How recently? Both gcc 4.1.2 (2007) and clang 3.0.0 (2011) optimizes `x+1 > x` to true for a signed int `x` on -O1. And it probably goes way back, these are just the oldest compilers I found on godbolt.

https://c.godbolt.org/z/sdd15c

Ah, point taken, but that's within the bounds of what many people expect; propagating the fact that the overflow is "impossible" to rearrange earlier control flow is more surprising and more recent.
> Ah, point taken, but that's within the bounds of what many people expect;

The thing is it's very hard to draw the line once you go that route. Different people expect different things from undefined behavior. The best thing is to not expect anything sane. And if you are unhappy about certain undefined behaviors in the standard then it's better to push the standard to define more behavior. Certain unnecessary undefined behaviors get resolved with newer standards, although I would expect significant pushback on defining the behavior signed integer overflow.

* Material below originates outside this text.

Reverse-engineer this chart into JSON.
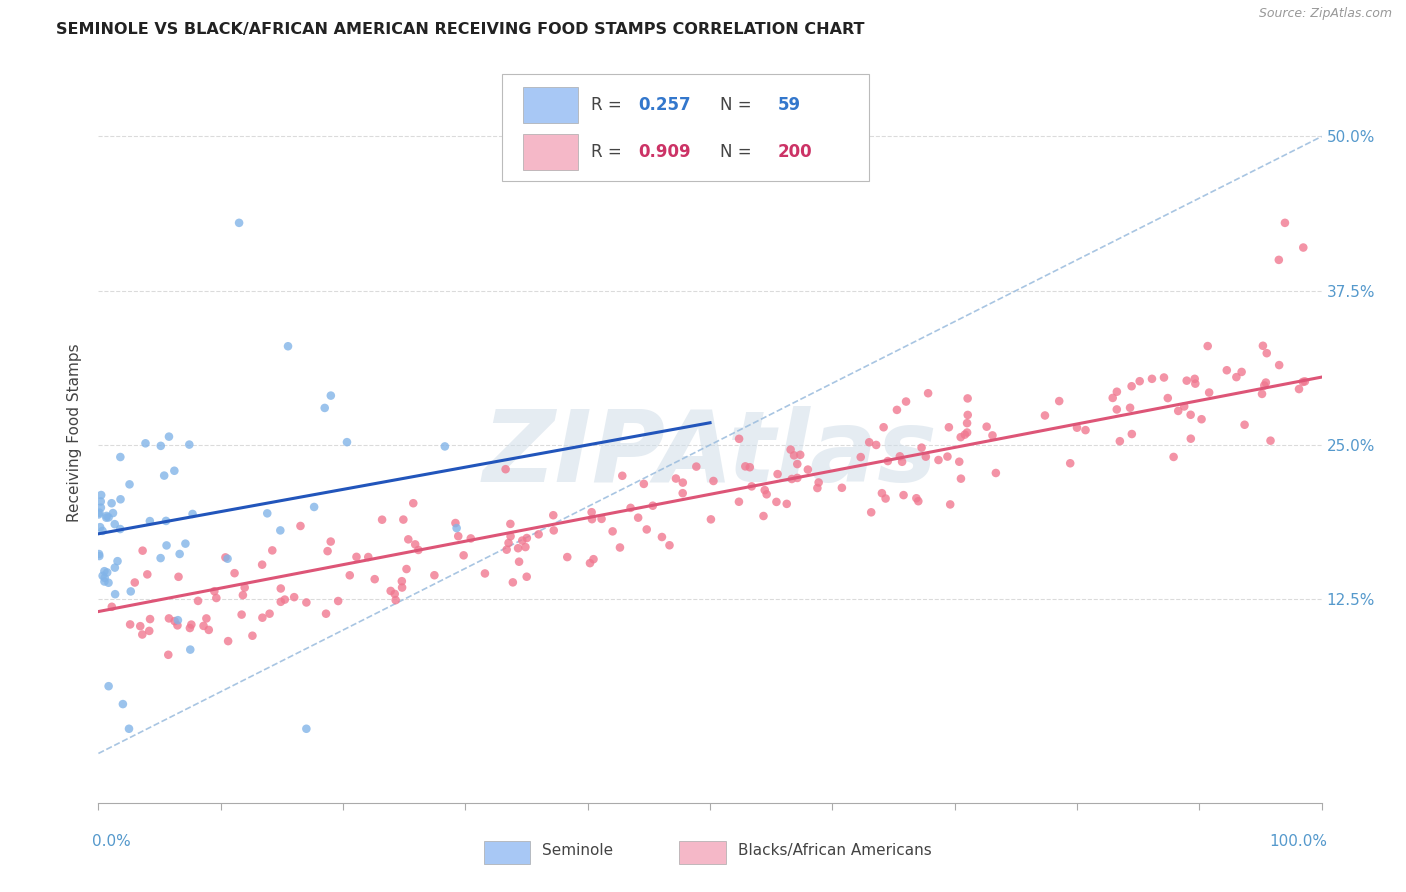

I understand there's a good chance the next standard will specify that signed integer overflow results in an unspecified value, which would match the behaviour of older compilers and what (IME) most programmers tend to expect.
Ye that is true. C compilers got some strange gotchas that you need to memorize but my main point is that those problems atleast to my projects are miniscule compared to off by one out of bound array access or dereferencing null pointers.
I agree with you here, but even these two categories of runtime errors are much more painful in C/C++ than in most other languages.

As I mentioned elsewhere in the thread, you can ask gcc to trap if your code is about to dereference NULL, but the compiler can't easily detect all instances of out-of-bounds array access, due to the way arrays and pointers work in C. I believe Valgrind can help detect out-of-bounds errors at runtime, but in most languages you don't need a sledgehammer like Valgrind to find these common errors.